Shaun Cassidy's "Wasp" (September 1, 1980, Warner Brothers Records (Reissued for Record Store Day, 2021)
Friday, July 16, 2021
I was working in Reseda, California, which was very close to the porn world of Van Nuys on Sherman Way. Countless women would come to the music store Licorice Pizza to locate music for their stripping act in nearby bars and gentlemen clubs surrounding the store in the late 1970s/80s. I enjoy the clientele, one, I found these women attractive and see them improving their trade or dancing by selecting the right music. They never went for the most popular tune but tried to find something that expressed their identity, which is unique. They often asked for my opinion as I worked there, and knew about the music of course. I was always pleased to help these women because I admired their work ethic, which was way stronger than mine. Usually, I was pretty much satisfied just hanging out behind the counter and arguing with my fellow workers about the merits of Buzzcocks versus Gary Numan's Tubeway Army. One of the albums that came out in 1980 that caught my attention at work was Shaun Cassidy's Wasp.
At the time, New Wave became the new music trend, and there were acts from the recent past that tried to hatch on to the style. Shaun Cassidy was such a figure that belonged directly to the teen idol world. Like his half-brother David, he soared like a shooting star and then crashed into the ground a few years later. For me, there are the masterpieces, the kings of their field, but then there are the failures. And I have always had a thing for those who try and then failed. If they made a series of OK albums and then come up with stinker after a stinker, well, I tend to champion those forgotten works. Although, to be honest, I never even heard a Shaun Cassidy song or album before Wasp, but I knew teenagers of the late 1970s passionately loved him. I have always found that endearing, and to this day, I appreciate teen idols of all sorts. I don't think there is a teen idol I dislike. Even annoying figures like Justin Bieber has some worth for me. All I know is that if there were no teenage music idols, it would be a dull world.
The interesting thing about Shaun is that I was aware of him being David Cassidy's younger half-brother, and Shaun was very much part of the Rodney Bingenheimer rock n' roll world. Shaun even did a show with his what I imagined to have been his glam-rock band. Early photos reminded me of Shaun as a pretty version of Iggy Pop circa the Raw Power days. There is a photo of Shaun with Kim Fowley, Iggy, Rodney, and various groupies around 1973. So although Shaun comes from a prominent showbiz family world, his first venture as an artist was part of the music underground in Los Angeles. A few years later, he ended up playing one of The Hardy Boys in a popular TV series and also started his recorded music career at the same time.

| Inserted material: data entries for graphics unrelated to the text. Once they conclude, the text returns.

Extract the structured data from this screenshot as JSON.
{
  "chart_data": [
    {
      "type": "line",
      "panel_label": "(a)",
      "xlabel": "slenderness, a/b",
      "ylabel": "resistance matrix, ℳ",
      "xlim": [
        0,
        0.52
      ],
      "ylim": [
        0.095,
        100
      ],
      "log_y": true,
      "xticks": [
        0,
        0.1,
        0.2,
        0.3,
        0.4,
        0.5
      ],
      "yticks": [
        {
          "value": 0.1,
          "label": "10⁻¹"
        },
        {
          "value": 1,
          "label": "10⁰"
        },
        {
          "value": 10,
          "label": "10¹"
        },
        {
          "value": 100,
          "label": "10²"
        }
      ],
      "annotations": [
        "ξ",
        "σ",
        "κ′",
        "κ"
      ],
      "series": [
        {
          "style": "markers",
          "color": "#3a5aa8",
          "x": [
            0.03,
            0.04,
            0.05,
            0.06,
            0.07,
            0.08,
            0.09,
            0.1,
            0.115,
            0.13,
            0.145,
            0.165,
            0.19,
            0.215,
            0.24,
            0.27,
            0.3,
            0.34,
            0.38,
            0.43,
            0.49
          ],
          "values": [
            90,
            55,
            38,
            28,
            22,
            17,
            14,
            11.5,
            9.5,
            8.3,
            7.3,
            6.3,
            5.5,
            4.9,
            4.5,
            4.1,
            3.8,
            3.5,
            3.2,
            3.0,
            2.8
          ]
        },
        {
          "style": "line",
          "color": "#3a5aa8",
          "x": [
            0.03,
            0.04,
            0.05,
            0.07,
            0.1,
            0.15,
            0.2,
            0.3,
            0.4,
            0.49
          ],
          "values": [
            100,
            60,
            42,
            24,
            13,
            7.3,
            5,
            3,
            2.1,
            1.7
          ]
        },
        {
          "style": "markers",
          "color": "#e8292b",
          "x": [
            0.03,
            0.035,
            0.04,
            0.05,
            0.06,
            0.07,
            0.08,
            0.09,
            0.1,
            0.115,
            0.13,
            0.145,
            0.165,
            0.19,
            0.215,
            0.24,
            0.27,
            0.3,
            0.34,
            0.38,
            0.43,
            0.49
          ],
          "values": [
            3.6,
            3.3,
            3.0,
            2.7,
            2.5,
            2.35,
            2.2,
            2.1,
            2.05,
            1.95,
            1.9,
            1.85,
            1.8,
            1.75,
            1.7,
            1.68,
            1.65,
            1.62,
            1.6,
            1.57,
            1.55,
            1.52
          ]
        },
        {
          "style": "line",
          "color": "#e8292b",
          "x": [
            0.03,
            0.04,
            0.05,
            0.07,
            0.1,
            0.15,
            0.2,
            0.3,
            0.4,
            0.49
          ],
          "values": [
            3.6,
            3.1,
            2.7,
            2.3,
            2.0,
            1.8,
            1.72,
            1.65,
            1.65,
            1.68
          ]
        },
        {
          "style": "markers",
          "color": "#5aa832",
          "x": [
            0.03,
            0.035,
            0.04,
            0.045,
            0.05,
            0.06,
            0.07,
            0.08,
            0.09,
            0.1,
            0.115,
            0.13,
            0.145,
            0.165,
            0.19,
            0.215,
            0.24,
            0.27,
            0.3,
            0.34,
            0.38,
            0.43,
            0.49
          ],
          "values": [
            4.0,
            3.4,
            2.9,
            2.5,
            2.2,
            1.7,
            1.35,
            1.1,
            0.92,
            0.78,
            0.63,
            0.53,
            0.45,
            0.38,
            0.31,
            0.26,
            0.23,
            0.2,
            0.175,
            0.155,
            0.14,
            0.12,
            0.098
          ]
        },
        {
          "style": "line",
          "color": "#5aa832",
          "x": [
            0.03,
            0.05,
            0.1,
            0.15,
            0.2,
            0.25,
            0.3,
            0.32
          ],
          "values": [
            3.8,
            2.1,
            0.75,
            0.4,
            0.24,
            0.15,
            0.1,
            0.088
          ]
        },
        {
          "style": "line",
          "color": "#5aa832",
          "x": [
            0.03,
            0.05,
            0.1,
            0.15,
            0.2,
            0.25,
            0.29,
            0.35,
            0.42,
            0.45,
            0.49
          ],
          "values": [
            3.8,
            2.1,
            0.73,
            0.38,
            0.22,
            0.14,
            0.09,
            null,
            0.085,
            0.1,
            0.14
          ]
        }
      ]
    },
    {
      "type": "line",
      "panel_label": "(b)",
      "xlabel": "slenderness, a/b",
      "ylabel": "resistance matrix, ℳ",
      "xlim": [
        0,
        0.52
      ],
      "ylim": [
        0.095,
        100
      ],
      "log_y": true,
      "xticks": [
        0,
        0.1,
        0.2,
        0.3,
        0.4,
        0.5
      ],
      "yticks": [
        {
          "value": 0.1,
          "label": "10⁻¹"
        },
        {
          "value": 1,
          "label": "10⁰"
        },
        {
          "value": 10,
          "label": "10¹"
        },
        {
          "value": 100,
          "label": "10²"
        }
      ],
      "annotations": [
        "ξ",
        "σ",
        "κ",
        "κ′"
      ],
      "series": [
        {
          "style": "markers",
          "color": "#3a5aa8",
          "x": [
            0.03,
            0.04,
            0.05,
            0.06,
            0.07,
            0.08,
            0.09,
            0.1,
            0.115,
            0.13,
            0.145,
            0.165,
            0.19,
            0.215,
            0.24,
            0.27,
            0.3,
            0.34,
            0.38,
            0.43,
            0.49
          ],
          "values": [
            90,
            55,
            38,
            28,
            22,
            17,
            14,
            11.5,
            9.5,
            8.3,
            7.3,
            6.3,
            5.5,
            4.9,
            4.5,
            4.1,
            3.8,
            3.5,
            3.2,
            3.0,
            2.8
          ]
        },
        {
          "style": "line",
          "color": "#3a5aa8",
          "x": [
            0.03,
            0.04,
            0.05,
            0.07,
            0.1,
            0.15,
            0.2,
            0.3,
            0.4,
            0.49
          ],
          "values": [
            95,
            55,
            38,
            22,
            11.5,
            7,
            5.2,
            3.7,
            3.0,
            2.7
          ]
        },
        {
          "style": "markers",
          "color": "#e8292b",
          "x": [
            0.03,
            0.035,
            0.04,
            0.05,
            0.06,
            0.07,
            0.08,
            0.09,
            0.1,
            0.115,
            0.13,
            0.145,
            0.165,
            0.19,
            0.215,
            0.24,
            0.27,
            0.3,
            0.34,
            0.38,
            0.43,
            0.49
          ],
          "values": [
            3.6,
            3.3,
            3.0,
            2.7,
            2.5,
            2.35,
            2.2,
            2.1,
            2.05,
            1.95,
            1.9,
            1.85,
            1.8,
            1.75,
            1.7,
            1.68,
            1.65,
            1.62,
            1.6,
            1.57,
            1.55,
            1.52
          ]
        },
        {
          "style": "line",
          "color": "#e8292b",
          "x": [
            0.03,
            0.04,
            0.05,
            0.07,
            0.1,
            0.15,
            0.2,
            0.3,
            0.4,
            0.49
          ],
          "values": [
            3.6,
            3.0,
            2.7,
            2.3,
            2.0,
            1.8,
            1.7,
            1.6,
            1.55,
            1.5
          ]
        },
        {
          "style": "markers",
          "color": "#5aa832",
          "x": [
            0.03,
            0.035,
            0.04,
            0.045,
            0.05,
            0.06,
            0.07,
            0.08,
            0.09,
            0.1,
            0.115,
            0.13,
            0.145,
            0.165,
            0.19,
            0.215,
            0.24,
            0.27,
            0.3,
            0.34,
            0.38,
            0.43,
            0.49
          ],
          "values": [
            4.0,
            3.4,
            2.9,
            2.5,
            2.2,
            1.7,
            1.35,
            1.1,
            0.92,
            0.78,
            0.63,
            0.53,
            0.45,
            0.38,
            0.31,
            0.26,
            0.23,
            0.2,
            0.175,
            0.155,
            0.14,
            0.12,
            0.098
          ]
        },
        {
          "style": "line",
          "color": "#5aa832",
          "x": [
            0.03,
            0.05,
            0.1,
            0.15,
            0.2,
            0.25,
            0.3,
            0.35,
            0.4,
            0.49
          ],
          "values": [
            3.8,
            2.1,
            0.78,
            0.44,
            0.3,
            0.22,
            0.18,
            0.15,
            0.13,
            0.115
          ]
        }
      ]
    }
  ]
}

Wasp is New Wave-era pop, as made by Todd Rundgren and his band Utopia, with Shaun doing an Iggy Pop as if he was performing TheIdiot. My first impression hearing this album at the store in 1980, and to this day, is that this is very much using The Idiot as guidance of some sort. For some adolescent fans, this must have been an odd change, but in actuality, this, I believe, was Shaun's genuine music interest. Not a massive leap into the unknown but more of a welcome back to the cutting edge world of music-making. His intentions, I think, were pure, but in the pop marketplace of 1980, one had to re-invent oneself to go on to make records.
As The Idiot is very much an album by Bowie and Iggy, Wasp is the work of Rundgren and the young singer. The Todd songs here sound very much like his work, and if one is a fan of this creative music maker, then I think one would like Wasp. On the other hand, this is not a good album. It is even more interesting than that, which is a work trying to break out of a prison that contained Shaun Cassidy in the 80s music market. One can gather this was a make-or-break work, and Shaun, I think, wanted to go back to his Rodney on Sunset years. Cassidy was indeed a glam-punk rock kid as well as a showbiz teen pop star.
The album consists of five covers: Bowie's "Rebel Rebel," Talking Heads' "The Book I Read," "Shake Me, Wake Me (When It's Over), The Animals' "It's My Life," The Who's "So Sad About Us," and Ian Hunter's "Once Bitten, Twice Shy." All terrific songs but not a natural fit for Shaun. Although I have to admit that I like his version of the Talking Heads cut, he gives it a Bowie vibe, more than the neurotic touch of a David Byrne.
What I do like is that Shaun Cassidy approaches the material as an actor playing Iggy. It's not original, but still a performance that embraces the nature of pop as a relationship between the artist and his producer. Nevertheless, I remember playing "It's My Life" off Wasp for a stripper, and she bought the record. The album is being re-released for the July 17 Record Store Day.